Anthropic affirme que l’un de ses modèles Claude inédits a réalisé une percée mathématique en tentant de résoudre un problème qui déroute les chercheurs depuis 1859.
L’entreprise a indiqué qu’une version de recherche interne de Claude avait été invitée à « s’attaquer sérieusement » à l’hypothèse de Riemann, l’un des problèmes du prix du millénaire du Clay Mathematics Institute, assorti d’une récompense de 1 million de dollars US pour toute démonstration.
Claude n’a pas démontré l’hypothèse. Anthropic affirme plutôt que le modèle a découvert une meilleure borne inférieure pour une question étroitement liée portant sur les zéros de la fonction zêta de Riemann. Selon l’entreprise, le modèle a fait passer la borne inférieure connue de 41,6 % à 67,2 %.
Anthropic a écrit : « Nous ne nous attendons pas à ce que les techniques utilisées par Claude permettent de démontrer l’hypothèse de Riemann. Mais son travail constitue le dernier exemple en date de la rapidité des progrès dans les capacités mathématiques des modèles d’IA.”
Le résultat a été examiné par les mathématiciens d’Anthropic Levent Alpöge et Ralph Furman, et l’entreprise a indiqué avoir également partagé l’article avec les experts externes Brian Conrey et Dan Goldston. Claude a aussi produit une démonstration formellement vérifiable à l’aide de l’assistant de preuve Lean.
Comment le modèle est parvenu à ce résultat
Anthropic a indiqué que le modèle de recherche avait travaillé au cours de deux sessions Claude Code et généré 31 millions de jetons.
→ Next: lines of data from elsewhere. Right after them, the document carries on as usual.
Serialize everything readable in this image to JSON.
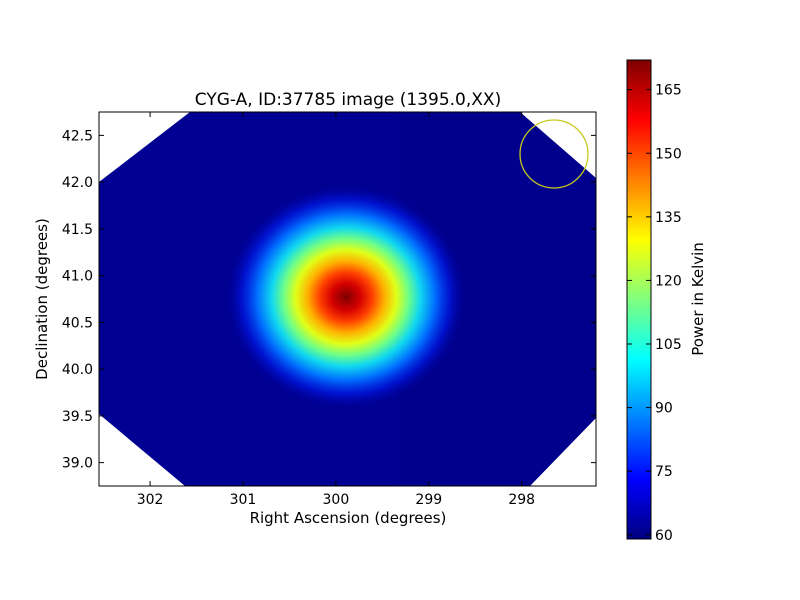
{
  "chart_data": {
    "type": "heatmap",
    "title": "CYG-A, ID:37785 image (1395.0,XX)",
    "xlabel": "Right Ascension (degrees)",
    "ylabel": "Declination (degrees)",
    "x_inverted": true,
    "xlim": [
      302.55,
      297.2
    ],
    "ylim": [
      38.75,
      42.75
    ],
    "x_ticks": [
      "302",
      "301",
      "300",
      "299",
      "298"
    ],
    "y_ticks": [
      "39.0",
      "39.5",
      "40.0",
      "40.5",
      "41.0",
      "41.5",
      "42.0",
      "42.5"
    ],
    "colormap": "jet",
    "colorbar": {
      "label": "Power in Kelvin",
      "range": [
        59,
        172
      ],
      "ticks": [
        "60",
        "75",
        "90",
        "105",
        "120",
        "135",
        "150",
        "165"
      ]
    },
    "source": {
      "ra": 299.85,
      "dec": 40.74,
      "peak_kelvin": 172,
      "background_kelvin": 62
    },
    "beam_circle": {
      "ra": 297.65,
      "dec": 42.28,
      "color": "#c8c81e"
    },
    "coverage_corners_blank": [
      "top-left",
      "top-right",
      "bottom-left",
      "bottom-right"
    ]
  }
}
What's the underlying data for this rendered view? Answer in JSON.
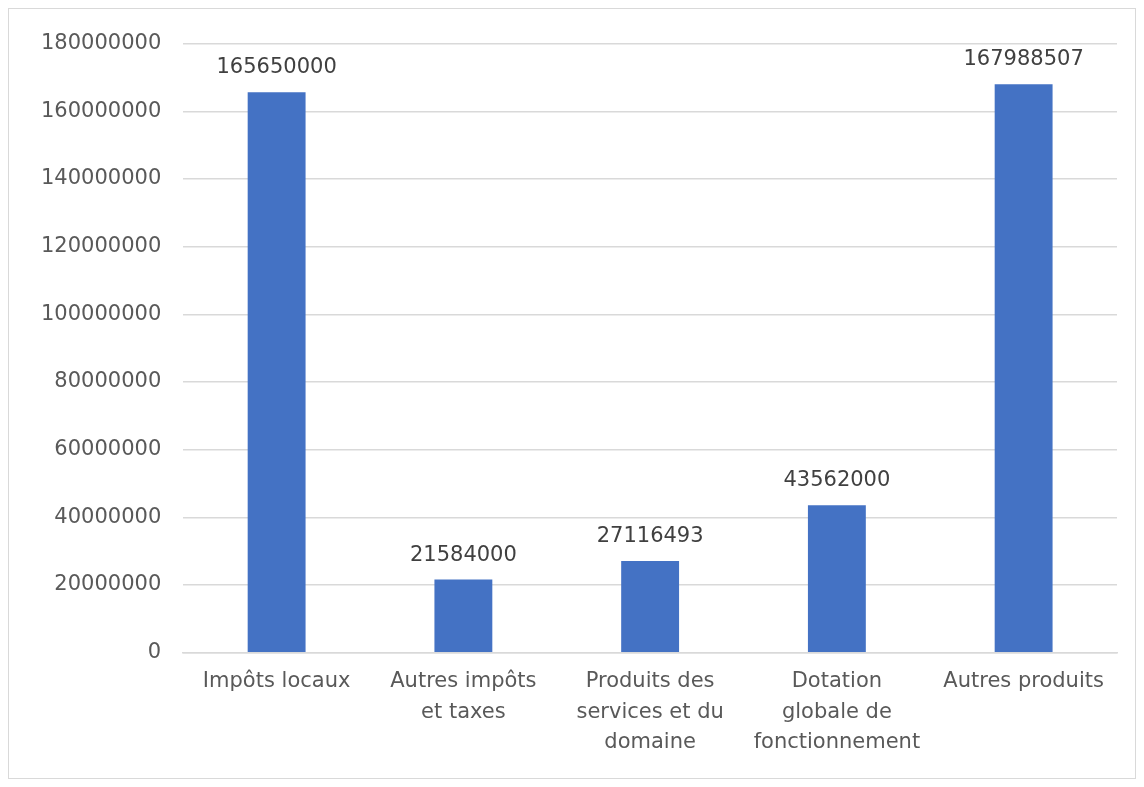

Il a d’abord exploré 650 idées infructueuses avant de coordonner environ 60 sous-agents qui ont effectué des milliers de vérifications numériques, exécuté 2 400 commandes shell et écrit des centaines de scripts Python.
Le travail a été lancé par un membre du personnel d’Anthropic sans formation mathématique significative, qui s’est contenté d’inviter le modèle à « s’attaquer sérieusement » à l’hypothèse, puis l’a laissé continuer à travailler de manière autonome pendant environ un jour et demi.
Anthropic a indiqué que la percée était venue de la combinaison de plusieurs cadres de recherche existants développés par des mathématiciens, notamment Baluyot, Goldston, Suriajaya, Turnage-Butterbaugh et Bombieri.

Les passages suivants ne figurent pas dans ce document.